Yeah, I get grumpy dealing with fucking morons all day long. One thing about working for a small startup company -- you don't have to deal with obstinate idiots, because obstinate idiots get shown the door quickly because we just can't afford their stupid asses. I guess I've gotten spoiled dealing with brilliant reality-based people all day long. I mean, Jesus fuckin' Great Penguin. Slavery?!
So I'll talk about the problems with the bill -- especially, why it will NOT bring down health care costs -- later. I just gotta go relax. Maybe take a warm shower. Some soothing music. Some aroma therapy. ANYTHING to get the bitter taste of utter stupidity out of my head. I mean, health care is slavery? GAH THE STUPID IT BURNS! IT BURNS!
-- Badtux the Irritated Penguin
slavery + taking guns away? where the fuck do some of these people get their ideas from, I mean some of their arguments are too stoopid even for the likes of glenn "cry-me-a-river" beck.
ReplyDeleteI've often said that if it weren't for bad luck I wouldn't have any luck at all. Now, opponents of health care reform seem to have corrupted the saying to read, "If it weren't for stupid arguments we wouldn't have any arguments at all." Go figure.
ReplyDeleteblame TV
ReplyDeleteDear grumpy grounded bird,
ReplyDeleteSpasiba Balshoy for the info. Politics is about trends, not final answers, and this trends in the right direction. If we start to address costs, get a public option in there, use leverage of size against big pharma I will write my reps in DC asking them to vote yes. We have to keep the pressure on as the vultures try to gut the bill with amendments.

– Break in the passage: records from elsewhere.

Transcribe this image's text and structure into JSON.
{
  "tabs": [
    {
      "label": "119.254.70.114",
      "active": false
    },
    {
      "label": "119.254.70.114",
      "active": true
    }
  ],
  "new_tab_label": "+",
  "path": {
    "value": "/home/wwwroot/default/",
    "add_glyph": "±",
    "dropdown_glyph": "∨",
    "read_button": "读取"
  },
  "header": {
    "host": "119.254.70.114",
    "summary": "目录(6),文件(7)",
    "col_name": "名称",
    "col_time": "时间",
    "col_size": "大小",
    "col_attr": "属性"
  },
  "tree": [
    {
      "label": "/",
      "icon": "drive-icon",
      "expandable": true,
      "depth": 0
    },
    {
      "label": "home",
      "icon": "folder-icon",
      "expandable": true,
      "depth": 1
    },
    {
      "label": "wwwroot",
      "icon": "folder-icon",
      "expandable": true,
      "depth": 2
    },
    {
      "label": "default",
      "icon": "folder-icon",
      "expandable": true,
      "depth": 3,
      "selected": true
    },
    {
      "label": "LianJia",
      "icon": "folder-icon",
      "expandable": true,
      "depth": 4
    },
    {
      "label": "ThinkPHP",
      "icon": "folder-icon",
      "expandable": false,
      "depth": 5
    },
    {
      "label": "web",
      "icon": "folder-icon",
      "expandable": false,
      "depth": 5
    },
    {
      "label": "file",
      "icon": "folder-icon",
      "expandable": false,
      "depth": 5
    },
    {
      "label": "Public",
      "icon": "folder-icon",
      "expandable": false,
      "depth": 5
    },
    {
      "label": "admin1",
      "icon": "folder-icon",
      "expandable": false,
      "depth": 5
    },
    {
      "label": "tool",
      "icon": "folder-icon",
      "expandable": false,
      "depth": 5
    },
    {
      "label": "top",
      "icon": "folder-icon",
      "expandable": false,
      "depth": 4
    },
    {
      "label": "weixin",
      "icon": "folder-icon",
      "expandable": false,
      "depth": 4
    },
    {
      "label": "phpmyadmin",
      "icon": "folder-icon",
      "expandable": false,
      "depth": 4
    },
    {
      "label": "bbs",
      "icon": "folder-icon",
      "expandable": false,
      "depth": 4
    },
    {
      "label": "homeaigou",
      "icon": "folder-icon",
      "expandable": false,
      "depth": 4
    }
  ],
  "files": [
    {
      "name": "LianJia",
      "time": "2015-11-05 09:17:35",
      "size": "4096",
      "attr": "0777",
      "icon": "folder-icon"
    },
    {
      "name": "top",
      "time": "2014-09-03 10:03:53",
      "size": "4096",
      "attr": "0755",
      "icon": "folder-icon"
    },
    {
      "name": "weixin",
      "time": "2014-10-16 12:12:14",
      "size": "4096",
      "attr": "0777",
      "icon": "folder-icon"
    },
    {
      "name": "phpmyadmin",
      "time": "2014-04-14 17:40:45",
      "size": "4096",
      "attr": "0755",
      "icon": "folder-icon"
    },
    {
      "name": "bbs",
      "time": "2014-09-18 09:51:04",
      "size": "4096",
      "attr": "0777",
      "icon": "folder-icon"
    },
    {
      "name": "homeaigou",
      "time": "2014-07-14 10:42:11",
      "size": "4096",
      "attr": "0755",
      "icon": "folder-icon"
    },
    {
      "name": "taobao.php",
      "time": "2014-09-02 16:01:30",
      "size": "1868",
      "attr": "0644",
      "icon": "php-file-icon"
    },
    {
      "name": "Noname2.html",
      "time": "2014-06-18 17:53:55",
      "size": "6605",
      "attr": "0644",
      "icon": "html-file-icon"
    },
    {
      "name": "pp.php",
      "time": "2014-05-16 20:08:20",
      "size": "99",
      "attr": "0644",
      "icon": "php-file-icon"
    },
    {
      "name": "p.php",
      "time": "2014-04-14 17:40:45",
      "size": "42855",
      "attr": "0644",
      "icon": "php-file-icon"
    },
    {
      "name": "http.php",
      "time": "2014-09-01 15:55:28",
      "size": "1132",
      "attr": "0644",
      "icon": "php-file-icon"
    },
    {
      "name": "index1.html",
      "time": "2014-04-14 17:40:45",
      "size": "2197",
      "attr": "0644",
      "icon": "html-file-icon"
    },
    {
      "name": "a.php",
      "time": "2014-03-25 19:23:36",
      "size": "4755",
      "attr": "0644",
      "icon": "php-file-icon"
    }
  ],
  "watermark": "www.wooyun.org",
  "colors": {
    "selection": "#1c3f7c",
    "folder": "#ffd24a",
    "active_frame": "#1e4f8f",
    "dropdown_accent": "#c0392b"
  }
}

Oh yes, the bill as written decidedly is much better than the current situation. It could be better, but if this is what we can get through Congress, I will be a very happy flightless waterfowl. As I've pointed out previously, I have skin in this game -- literally. I'm an aging bird at an age when insurers don't want to cover me because of "pre-existing conditions". And if you ain't got insurance in this country in this day and age and you get sick, you die. And I'm pretty fond of my fine-feathered carcass and ain't interested in that whole "dying" trip. Maybe this bill doesn't solve the cost problem, but at least it solves the access problem firmly and decidedly in my favor.